The wetsuit has arrived and the training has begun!
It felt amazing getting in to the gym several times this week, finally using my new trainers, and running faster, lifting more and going longer than I had expected to be able to at this early stage. It seems I may actually get round the course in less than 2 hours at this rate!
This was not the only surprise. As I say, the wetsuit has arrived, and it shocked me to the core. When I got it out of the bag I thought they had sent me a kids' wetsuit by mistake. It looked so tiny I thought I might never get in to it. However, once my boyfriend had hooked me up with a top tip - you put a plastic bag over your foot to make the suit go on easier - I was in to the wetsuit and it didn't look too grotesque. Also, the lace pattern on the front adds a nicely feminine touch I reckon. It looks like a corset or bodice top, and had £100 off in the sale. Female practicality, perfectly balanced with aesthetics.

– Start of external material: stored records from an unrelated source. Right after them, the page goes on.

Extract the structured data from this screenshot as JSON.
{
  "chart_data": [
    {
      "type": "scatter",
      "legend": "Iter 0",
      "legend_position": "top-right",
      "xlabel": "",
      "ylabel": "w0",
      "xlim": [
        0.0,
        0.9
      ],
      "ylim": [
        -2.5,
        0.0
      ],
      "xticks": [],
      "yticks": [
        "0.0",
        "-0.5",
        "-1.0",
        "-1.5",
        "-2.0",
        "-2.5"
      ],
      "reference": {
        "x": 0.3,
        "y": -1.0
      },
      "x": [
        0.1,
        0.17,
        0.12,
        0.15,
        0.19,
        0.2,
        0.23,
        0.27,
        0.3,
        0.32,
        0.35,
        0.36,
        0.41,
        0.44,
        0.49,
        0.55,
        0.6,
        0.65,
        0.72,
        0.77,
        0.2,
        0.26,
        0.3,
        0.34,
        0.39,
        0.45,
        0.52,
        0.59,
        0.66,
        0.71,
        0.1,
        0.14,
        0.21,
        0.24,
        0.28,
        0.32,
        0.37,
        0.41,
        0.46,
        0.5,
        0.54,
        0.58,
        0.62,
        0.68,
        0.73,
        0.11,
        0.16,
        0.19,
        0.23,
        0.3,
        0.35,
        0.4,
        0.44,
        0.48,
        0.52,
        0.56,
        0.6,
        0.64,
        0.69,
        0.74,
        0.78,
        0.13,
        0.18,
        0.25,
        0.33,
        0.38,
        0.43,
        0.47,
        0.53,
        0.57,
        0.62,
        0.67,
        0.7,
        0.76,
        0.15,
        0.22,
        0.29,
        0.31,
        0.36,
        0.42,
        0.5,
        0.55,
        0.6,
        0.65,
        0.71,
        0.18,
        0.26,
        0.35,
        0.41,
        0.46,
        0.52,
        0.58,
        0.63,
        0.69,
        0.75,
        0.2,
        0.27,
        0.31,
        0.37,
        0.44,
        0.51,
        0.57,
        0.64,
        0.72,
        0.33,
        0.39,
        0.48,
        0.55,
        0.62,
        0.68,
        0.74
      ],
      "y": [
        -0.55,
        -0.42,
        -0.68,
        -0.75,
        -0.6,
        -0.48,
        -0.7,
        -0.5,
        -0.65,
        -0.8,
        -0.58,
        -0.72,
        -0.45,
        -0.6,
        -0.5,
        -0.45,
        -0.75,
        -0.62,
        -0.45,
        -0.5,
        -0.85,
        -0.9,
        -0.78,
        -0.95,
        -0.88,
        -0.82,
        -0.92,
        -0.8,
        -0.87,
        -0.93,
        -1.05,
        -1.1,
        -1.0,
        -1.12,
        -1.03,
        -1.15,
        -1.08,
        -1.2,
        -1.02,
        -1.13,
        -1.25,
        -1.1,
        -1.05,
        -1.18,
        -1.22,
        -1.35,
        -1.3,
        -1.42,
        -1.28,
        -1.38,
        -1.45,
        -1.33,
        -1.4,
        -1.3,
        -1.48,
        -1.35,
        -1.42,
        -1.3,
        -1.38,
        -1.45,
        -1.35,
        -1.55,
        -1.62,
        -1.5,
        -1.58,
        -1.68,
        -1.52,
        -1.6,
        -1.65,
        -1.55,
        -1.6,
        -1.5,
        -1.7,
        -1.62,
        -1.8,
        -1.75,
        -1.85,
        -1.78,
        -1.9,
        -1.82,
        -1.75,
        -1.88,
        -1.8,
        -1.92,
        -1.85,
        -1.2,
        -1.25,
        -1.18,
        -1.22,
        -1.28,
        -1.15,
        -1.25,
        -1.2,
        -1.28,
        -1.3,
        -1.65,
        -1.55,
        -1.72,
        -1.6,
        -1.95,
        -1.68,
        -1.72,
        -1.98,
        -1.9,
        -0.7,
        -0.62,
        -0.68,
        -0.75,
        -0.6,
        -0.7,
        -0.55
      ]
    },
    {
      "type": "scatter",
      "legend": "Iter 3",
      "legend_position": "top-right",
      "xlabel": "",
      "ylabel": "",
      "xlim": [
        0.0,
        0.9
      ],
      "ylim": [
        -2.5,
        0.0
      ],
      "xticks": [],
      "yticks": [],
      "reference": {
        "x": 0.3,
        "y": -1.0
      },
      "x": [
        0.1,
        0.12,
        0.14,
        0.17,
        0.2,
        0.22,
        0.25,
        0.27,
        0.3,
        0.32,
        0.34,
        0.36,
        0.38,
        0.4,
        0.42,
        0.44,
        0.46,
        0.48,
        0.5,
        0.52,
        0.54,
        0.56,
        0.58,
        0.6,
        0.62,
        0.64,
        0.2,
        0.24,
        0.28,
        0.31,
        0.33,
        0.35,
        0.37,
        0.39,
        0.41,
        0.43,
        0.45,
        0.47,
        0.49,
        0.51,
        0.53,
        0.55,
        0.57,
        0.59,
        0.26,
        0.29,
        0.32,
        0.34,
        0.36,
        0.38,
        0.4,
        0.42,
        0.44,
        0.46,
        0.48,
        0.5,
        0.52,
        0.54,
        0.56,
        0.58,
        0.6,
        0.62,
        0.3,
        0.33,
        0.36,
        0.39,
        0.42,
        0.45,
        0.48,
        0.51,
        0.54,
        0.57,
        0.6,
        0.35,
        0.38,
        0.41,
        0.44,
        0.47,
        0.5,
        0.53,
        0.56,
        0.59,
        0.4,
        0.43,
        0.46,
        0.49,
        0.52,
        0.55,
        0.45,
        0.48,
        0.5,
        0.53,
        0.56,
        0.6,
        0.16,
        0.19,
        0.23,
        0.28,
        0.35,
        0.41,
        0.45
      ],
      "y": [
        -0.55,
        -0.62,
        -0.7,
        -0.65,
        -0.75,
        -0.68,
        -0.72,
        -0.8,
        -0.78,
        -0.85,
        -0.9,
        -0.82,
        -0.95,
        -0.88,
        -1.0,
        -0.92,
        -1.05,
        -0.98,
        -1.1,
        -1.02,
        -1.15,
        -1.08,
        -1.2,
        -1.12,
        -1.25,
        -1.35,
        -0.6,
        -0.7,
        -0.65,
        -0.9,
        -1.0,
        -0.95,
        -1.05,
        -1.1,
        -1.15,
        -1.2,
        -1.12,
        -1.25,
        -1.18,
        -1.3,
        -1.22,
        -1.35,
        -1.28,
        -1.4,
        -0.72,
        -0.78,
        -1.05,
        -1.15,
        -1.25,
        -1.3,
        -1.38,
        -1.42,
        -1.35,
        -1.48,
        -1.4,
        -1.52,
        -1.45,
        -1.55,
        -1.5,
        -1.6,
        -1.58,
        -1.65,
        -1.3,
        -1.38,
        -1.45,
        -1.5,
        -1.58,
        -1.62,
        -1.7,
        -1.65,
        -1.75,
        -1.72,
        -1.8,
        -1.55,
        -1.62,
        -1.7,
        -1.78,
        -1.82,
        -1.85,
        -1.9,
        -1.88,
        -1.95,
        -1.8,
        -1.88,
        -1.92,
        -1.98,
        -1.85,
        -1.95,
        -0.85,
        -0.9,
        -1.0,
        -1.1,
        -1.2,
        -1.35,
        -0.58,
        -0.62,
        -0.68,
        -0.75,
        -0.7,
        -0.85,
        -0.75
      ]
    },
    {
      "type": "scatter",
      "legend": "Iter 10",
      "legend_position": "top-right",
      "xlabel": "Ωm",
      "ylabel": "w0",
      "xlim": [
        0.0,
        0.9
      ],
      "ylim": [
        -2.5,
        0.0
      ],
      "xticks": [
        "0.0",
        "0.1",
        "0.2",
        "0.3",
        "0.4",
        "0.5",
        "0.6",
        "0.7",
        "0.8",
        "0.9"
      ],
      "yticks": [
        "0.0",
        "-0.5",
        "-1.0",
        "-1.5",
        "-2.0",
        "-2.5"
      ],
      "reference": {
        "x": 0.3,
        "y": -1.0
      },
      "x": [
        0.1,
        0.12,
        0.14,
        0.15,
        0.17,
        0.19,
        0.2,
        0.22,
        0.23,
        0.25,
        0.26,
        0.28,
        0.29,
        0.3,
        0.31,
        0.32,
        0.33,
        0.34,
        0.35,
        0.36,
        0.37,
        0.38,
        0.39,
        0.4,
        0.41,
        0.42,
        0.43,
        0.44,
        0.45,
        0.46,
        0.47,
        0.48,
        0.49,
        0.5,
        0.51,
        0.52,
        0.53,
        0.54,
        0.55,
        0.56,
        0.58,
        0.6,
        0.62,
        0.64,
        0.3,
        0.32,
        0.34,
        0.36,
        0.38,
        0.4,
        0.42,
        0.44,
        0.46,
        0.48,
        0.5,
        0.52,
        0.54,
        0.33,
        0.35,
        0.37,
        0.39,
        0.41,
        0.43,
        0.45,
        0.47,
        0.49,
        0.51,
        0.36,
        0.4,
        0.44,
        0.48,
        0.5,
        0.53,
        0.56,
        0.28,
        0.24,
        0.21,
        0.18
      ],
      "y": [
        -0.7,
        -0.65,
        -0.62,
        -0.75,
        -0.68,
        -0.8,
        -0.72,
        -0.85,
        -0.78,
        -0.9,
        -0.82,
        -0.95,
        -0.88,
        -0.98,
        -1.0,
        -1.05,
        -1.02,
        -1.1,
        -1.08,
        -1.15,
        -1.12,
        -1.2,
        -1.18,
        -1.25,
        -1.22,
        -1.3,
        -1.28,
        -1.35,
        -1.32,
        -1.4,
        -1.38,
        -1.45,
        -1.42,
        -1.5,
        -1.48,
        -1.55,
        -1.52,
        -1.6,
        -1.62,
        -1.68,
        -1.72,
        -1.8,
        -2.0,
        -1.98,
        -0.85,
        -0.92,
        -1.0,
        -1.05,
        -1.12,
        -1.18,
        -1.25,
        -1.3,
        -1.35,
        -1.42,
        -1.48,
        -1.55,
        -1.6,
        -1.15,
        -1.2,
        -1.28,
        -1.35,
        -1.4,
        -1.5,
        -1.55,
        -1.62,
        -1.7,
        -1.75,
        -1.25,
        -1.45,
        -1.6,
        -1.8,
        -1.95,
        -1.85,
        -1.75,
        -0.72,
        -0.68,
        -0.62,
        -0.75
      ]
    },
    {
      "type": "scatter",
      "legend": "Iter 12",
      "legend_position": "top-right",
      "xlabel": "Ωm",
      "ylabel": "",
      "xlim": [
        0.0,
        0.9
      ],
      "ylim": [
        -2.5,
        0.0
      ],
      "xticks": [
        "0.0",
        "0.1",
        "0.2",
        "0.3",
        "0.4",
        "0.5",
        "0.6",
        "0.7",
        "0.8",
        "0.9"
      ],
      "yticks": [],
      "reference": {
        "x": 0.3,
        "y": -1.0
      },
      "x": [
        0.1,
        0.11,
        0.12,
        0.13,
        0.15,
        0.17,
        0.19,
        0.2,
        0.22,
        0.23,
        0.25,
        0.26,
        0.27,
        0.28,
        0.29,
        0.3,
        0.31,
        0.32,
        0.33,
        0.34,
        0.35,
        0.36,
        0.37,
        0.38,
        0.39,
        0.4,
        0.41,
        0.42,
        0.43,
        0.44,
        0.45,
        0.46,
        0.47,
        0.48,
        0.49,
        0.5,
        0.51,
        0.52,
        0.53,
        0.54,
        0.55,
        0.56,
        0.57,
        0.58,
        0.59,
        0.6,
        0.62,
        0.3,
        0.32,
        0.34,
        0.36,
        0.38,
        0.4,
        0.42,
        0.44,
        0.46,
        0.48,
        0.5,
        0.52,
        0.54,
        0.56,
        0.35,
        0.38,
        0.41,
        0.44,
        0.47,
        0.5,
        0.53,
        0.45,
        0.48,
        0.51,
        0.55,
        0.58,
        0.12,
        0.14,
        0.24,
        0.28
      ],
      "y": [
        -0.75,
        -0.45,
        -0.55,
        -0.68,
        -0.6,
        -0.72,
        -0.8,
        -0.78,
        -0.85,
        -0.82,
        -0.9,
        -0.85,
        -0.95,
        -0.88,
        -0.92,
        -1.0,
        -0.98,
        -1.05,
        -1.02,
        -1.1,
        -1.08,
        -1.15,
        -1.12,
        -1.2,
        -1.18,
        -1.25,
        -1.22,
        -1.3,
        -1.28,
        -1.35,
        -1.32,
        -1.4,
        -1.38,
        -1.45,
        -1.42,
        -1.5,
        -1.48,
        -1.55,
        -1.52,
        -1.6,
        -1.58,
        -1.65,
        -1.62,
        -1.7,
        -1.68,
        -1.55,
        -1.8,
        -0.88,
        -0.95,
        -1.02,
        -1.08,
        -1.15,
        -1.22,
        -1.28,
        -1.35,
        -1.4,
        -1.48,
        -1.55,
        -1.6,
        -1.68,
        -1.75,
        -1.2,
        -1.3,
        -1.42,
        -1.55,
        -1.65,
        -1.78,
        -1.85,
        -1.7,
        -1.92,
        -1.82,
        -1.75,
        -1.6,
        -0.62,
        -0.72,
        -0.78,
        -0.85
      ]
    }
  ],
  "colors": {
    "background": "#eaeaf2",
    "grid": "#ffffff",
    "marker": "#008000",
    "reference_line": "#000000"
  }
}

The issue came though when I had to get the blasted thing off again. The lovely wetsuit has a fantastic back panel and a very secure zip, which ensures that no water will flood down the back of the suit and chill me to the bone whilst I'm swimming in Blenheim Palace lake! So far, so good. Unless that is, you want to get out of your wetsuit in a hurry, which nobody does do they? Except people who do triathlons. They need to get out of wetsuits quickly and without help... Oh bugger!
As the boyfriend laughed at me, and referred to what was affectionately called a 'monkey dance' as I tried to get out of the thing, he also TIMED me. Bless him. At the moment, at least 3 minutes of the triathlon is going to be taken up by me monkey dancing around and trying to get out of the wetsuit.
So, now I have an added difficulty. I have to get fit, get fast, and get used to taking off a wetsuit on my own. Great. And I haven't even begun my Christmas shopping yet.